Farley stared contemptuously at the man on the bench. It was plain that he did not share Homer’s trepidation.

Farley shrugged his shoulders as though the matter was of minor consequence.

“What if they do?” he asked. “I’ve given the cops the slip before. I’m ready to do it again. But they won’t get here. Not those blundering flat feet! I’m not thinking about them. I’ve got other ideas on my chest.”

“Well, I’m glad of that,” said Homer, with an expression of relief. “I’ve been worried, Farley, ever since I knew they were after me.

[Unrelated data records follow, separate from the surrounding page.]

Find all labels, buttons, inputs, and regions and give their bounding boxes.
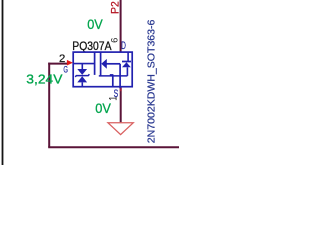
svg-text:S: S bbox=[114, 88, 119, 100]
body diode triangle bbox=[122, 62, 131, 67]
junction crimson segment S pin bbox=[120, 88, 122, 92]
svg-text:P2: P2 bbox=[110, 1, 122, 14]
mosfet PQ307A symbol box bbox=[73, 52, 132, 87]
source horizontal bbox=[106, 63, 120, 65]
wire gate horizontal bbox=[48, 63, 67, 65]
wire source to ground bbox=[120, 88, 122, 123]
body diode top lead bbox=[127, 52, 129, 61]
ground symbol bbox=[108, 123, 133, 135]
wire net P2 vertical bbox=[120, 0, 122, 52]
svg-text:0V: 0V bbox=[87, 17, 103, 33]
inner lower horizontal bbox=[99, 75, 128, 77]
tvs diode top triangle bbox=[77, 69, 87, 75]
gate lead inside bbox=[73, 63, 94, 65]
tvs bottom triangle bbox=[77, 76, 87, 82]
svg-text:3,24V: 3,24V bbox=[26, 72, 63, 87]
tvs top lead bbox=[81, 64, 83, 70]
svg-text:PQ307A: PQ307A bbox=[72, 39, 112, 53]
wire gate-net vertical bbox=[48, 63, 50, 148]
tvs bottom lead bbox=[81, 82, 83, 86]
svg-text:D: D bbox=[121, 40, 126, 52]
gate bar vertical bbox=[94, 52, 96, 75]
sheet left border bbox=[2, 0, 4, 165]
inner nub bbox=[110, 74, 114, 76]
svg-text:0V: 0V bbox=[95, 100, 111, 116]
channel bar bbox=[100, 52, 102, 76]
tvs zener bar bbox=[75, 74, 89, 77]
svg-text:6: 6 bbox=[109, 38, 120, 43]
source vertical bbox=[119, 64, 121, 89]
inner vertical right bbox=[112, 76, 114, 87]
wire bottom horizontal bbox=[48, 146, 179, 148]
svg-text:2N7002KDWH_SOT363-6: 2N7002KDWH_SOT363-6 bbox=[146, 19, 157, 143]
body diode cathode bar bbox=[122, 61, 131, 63]
gate wire red arrow bbox=[67, 60, 73, 66]
body diode bottom lead bbox=[126, 67, 128, 76]
substrate arrow bbox=[102, 60, 107, 68]
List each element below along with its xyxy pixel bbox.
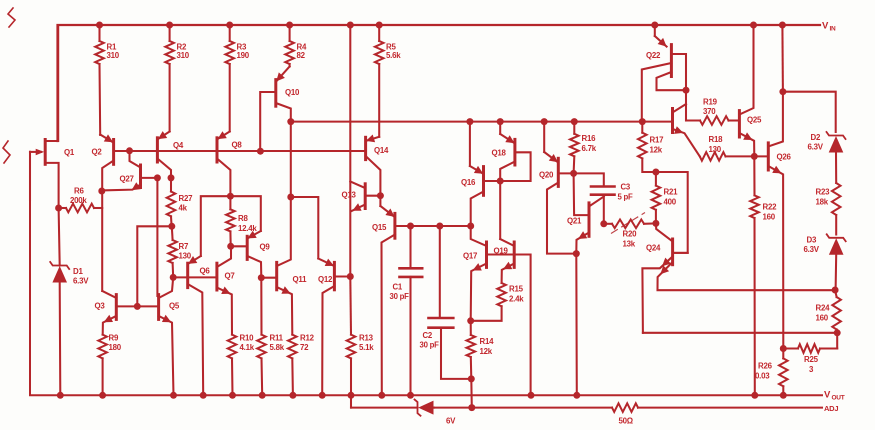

“If they ever got me, they’d lay the killing of the old man on me, sure!”

“Look here, Homer,” declared Farley. “I’m going to give you something to worry about. But I want you to buck up. Get that? I don’t like a guy that’s yellow. You’re going to get some nerve, or I’ll be through with you.”

“Don’t say that, Farley!” pleaded Homer. “Don’t say that! I’m not yellow. But this thing has got my goat, the way it’s broken against us.”

“Hank” Farley was a lone wolf of the underworld; a man who came and went without molestation. He ridiculed police and ignored mobsters.

No one knew his business — except when he required henchmen — which was seldom.

“So you think they’ll trace you, eh?” questioned Farley. “Well, when they do, you’ll be plenty of distance away from here.

“I’m referring to the coppers, now. We’re a hundred jumps ahead of them. But we’re not going to blow yet — not by a long sight.